Exercise can also reduce the risk of developing dementia in people over 65, energize people who have diseases, and reduce the symptoms and changes brought on by menopause. And early birds who exercise in the morning have less trouble sleeping at night.

Short workouts are better than none, so you don’t need to do a triathlon to gain an advantage. Try to do moderate aerobics, about 30 to 60 minutes, four to five times a week.

Here are some simple steps you can take to work out safely--and enjoyably--at this time of year.


Coping with the cold

Layer for warmth. In winter, exercise clothes should keep you warm and allow sweat to escape, and layers allow you to shed or add as needed. For underwear and socks, fabrics that whisk moisture away from the skin are best. Follow that with a middle layer of wool or synthetic fleece, and top it off with a nylon or breathable synthetic (such as Gore-Tex) wind- and water-resistant jacket. Cotton clothing retains moisture--an unwelcome companion.

Drink up. It's not just your thirst you'll satisfy. Water helps your body regulate temperature better, a vital thing when moving from warm indoor temperatures to cold outside.

Start slow. Jog or walk a few minutes, or slowly work your body through the movements you'll be making more strenuously later, gradually building your intensity. Walk around slowly afterward until your heart is near its resting rate.

See and be seen. If you work out before sunrise or after sunset, wear white or bright outer layers or a reflective vest, or even tack one of those blinking red lights onto yourself or your bike. (See our Ratings of bikes, available to ConsumerReports.org subscribers.)


Indoor options

Try toys. Dumbbells, resistance bands, stability balls and more are available to keep your workout humming, not humdrum.

Use a machine. If your wallet allows, a workout machine can help keep workouts interesting. For aerobic training, try a treadmill, bike, ski machine, or elliptical machine. For strength training, try a home gym. (See our Ratings of ellipticals, treadmills, and exercise bikes, available to ConsumerReports.org subscribers.)

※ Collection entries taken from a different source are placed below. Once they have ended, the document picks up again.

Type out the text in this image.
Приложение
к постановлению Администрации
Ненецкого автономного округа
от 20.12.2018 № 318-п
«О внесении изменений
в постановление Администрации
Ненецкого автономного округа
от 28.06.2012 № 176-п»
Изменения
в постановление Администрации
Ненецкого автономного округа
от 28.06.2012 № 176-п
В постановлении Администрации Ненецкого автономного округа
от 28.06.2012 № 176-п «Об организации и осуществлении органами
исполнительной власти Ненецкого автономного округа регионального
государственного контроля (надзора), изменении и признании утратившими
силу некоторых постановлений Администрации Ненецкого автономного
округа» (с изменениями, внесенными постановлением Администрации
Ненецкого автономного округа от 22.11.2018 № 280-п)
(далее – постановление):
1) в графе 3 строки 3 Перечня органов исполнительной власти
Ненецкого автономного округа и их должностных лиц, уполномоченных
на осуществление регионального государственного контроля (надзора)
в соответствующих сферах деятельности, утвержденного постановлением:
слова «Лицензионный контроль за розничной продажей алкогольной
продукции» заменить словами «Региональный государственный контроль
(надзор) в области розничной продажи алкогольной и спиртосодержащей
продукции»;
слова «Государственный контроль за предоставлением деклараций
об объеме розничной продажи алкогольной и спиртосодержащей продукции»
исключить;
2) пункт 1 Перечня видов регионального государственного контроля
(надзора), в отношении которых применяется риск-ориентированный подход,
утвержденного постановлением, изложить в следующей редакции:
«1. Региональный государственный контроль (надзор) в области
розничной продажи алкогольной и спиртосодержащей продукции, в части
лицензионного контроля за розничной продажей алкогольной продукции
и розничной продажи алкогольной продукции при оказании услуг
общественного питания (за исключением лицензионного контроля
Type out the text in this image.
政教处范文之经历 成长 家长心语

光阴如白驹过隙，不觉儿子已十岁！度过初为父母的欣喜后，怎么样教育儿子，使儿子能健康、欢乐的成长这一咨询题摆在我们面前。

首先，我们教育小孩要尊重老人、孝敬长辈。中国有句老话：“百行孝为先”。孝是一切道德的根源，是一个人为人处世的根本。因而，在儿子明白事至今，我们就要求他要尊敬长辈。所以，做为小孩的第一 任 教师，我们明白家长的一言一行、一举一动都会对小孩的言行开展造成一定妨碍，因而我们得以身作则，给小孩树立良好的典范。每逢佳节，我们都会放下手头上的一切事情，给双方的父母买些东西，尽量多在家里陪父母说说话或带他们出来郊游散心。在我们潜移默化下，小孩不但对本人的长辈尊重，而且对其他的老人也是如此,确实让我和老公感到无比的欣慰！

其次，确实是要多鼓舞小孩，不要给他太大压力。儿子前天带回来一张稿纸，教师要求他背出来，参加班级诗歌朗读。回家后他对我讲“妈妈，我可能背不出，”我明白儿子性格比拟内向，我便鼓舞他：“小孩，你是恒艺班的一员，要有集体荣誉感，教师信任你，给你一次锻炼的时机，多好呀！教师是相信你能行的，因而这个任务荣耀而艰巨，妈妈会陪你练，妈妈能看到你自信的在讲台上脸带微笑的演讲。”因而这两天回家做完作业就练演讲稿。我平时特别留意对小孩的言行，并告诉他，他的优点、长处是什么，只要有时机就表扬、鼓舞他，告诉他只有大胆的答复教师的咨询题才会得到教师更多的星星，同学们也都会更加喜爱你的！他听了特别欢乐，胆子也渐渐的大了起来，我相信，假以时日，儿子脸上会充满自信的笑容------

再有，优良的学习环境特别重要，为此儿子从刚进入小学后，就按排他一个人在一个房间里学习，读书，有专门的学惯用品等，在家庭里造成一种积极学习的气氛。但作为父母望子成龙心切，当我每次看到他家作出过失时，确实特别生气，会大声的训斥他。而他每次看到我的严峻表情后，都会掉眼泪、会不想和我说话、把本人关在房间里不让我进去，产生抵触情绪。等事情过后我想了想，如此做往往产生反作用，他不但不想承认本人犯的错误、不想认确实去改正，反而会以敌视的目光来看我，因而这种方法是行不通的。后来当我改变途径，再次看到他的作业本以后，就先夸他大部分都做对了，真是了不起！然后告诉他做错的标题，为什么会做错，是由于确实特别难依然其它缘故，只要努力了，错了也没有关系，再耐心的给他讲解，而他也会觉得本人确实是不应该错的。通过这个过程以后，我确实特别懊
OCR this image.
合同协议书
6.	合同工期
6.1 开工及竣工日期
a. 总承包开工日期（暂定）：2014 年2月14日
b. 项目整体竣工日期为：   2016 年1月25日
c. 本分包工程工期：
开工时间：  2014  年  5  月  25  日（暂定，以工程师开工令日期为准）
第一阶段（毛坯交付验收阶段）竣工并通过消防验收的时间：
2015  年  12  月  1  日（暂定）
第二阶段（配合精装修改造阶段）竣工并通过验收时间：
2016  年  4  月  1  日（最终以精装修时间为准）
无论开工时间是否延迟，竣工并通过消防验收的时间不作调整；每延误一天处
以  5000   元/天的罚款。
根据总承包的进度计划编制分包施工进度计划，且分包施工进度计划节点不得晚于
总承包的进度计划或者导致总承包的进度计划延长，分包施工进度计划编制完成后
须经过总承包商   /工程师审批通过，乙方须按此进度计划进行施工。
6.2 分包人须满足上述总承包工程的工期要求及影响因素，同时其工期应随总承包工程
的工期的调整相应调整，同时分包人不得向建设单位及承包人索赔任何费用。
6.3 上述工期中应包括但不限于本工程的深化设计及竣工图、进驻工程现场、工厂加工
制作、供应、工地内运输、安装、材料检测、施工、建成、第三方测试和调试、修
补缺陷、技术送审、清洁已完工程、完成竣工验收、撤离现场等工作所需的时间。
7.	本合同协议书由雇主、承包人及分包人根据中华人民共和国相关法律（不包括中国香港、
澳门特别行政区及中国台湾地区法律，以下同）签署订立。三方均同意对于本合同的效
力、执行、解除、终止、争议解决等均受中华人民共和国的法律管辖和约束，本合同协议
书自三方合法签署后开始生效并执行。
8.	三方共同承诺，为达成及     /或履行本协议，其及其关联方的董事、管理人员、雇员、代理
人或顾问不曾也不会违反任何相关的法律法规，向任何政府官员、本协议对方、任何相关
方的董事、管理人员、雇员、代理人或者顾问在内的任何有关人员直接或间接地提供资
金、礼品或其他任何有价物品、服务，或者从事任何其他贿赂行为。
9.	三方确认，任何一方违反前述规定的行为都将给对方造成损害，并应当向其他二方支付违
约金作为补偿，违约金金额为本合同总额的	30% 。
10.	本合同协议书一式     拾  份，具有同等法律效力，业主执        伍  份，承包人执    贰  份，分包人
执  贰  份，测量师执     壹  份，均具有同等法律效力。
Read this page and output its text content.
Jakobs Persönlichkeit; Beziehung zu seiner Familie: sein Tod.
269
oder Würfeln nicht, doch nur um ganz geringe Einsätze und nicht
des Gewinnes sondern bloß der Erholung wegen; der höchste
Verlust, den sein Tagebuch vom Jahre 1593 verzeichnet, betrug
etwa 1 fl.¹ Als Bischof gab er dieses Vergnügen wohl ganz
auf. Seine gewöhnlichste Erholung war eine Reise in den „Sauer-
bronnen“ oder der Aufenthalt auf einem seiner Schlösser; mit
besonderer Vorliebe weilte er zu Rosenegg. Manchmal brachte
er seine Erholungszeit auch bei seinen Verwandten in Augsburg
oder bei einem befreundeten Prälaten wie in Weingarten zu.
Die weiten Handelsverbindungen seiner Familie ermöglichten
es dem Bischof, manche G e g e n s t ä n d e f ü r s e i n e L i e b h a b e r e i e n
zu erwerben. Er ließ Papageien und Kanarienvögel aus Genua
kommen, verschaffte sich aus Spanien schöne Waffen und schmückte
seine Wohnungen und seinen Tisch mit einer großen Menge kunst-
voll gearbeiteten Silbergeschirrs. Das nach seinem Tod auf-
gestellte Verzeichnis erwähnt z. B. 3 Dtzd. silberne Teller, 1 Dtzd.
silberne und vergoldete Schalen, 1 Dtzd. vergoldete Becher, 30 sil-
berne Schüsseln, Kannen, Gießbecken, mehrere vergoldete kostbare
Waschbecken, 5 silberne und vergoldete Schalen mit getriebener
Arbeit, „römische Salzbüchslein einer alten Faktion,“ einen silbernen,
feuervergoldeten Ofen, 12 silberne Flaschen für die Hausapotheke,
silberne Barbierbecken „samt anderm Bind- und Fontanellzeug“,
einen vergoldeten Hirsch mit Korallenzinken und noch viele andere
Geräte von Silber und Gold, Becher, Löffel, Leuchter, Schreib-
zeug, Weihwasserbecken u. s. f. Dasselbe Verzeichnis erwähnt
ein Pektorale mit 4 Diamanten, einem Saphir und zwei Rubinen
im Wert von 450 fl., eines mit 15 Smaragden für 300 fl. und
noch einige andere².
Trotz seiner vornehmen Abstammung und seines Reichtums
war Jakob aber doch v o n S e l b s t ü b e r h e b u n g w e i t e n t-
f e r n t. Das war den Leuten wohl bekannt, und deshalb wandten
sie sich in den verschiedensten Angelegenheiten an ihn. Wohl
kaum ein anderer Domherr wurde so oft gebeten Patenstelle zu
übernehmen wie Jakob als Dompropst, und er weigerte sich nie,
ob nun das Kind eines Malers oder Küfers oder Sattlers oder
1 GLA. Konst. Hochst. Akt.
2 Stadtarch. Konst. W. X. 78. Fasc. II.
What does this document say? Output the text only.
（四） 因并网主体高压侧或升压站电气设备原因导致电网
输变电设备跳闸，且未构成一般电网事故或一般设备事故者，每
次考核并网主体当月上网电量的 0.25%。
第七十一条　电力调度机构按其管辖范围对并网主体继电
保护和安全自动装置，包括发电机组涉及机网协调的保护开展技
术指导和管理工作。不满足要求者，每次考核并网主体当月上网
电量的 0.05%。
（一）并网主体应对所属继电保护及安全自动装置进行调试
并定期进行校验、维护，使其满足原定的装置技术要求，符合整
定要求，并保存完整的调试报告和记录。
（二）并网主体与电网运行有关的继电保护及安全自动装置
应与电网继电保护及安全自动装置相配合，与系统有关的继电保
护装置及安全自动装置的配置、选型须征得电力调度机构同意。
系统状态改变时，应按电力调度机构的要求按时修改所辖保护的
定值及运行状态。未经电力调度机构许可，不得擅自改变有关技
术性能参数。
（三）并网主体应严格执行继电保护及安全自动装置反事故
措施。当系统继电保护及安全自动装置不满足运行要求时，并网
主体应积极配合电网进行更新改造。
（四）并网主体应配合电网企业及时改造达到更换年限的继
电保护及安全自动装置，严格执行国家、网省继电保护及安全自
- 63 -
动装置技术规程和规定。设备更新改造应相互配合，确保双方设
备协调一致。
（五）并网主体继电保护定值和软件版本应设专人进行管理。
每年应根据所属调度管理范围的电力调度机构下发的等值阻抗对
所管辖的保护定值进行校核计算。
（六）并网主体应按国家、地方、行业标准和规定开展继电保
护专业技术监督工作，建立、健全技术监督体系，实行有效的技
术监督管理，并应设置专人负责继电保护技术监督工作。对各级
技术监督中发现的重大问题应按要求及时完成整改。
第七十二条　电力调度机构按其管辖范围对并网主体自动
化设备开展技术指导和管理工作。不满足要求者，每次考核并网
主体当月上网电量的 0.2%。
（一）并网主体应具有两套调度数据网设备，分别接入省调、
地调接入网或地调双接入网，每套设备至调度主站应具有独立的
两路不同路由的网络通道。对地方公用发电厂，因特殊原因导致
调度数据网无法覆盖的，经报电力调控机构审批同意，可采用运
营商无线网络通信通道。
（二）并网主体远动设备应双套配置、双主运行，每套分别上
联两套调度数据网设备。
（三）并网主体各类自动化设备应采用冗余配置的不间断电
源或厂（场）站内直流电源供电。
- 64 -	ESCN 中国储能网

Workout videos. The idea isn't new, but there's a lot of new content. You can choose from hundreds of available titles, and you can some from the video store or library before you buy.

Join a gym or sports league. Meet like-minded exercisers or play a sport you like in a structured, and more motivating, setting.

Take the stairs. Clean the house. Go for a walk. These basics can increase your heart rate and up your daily exercise quota.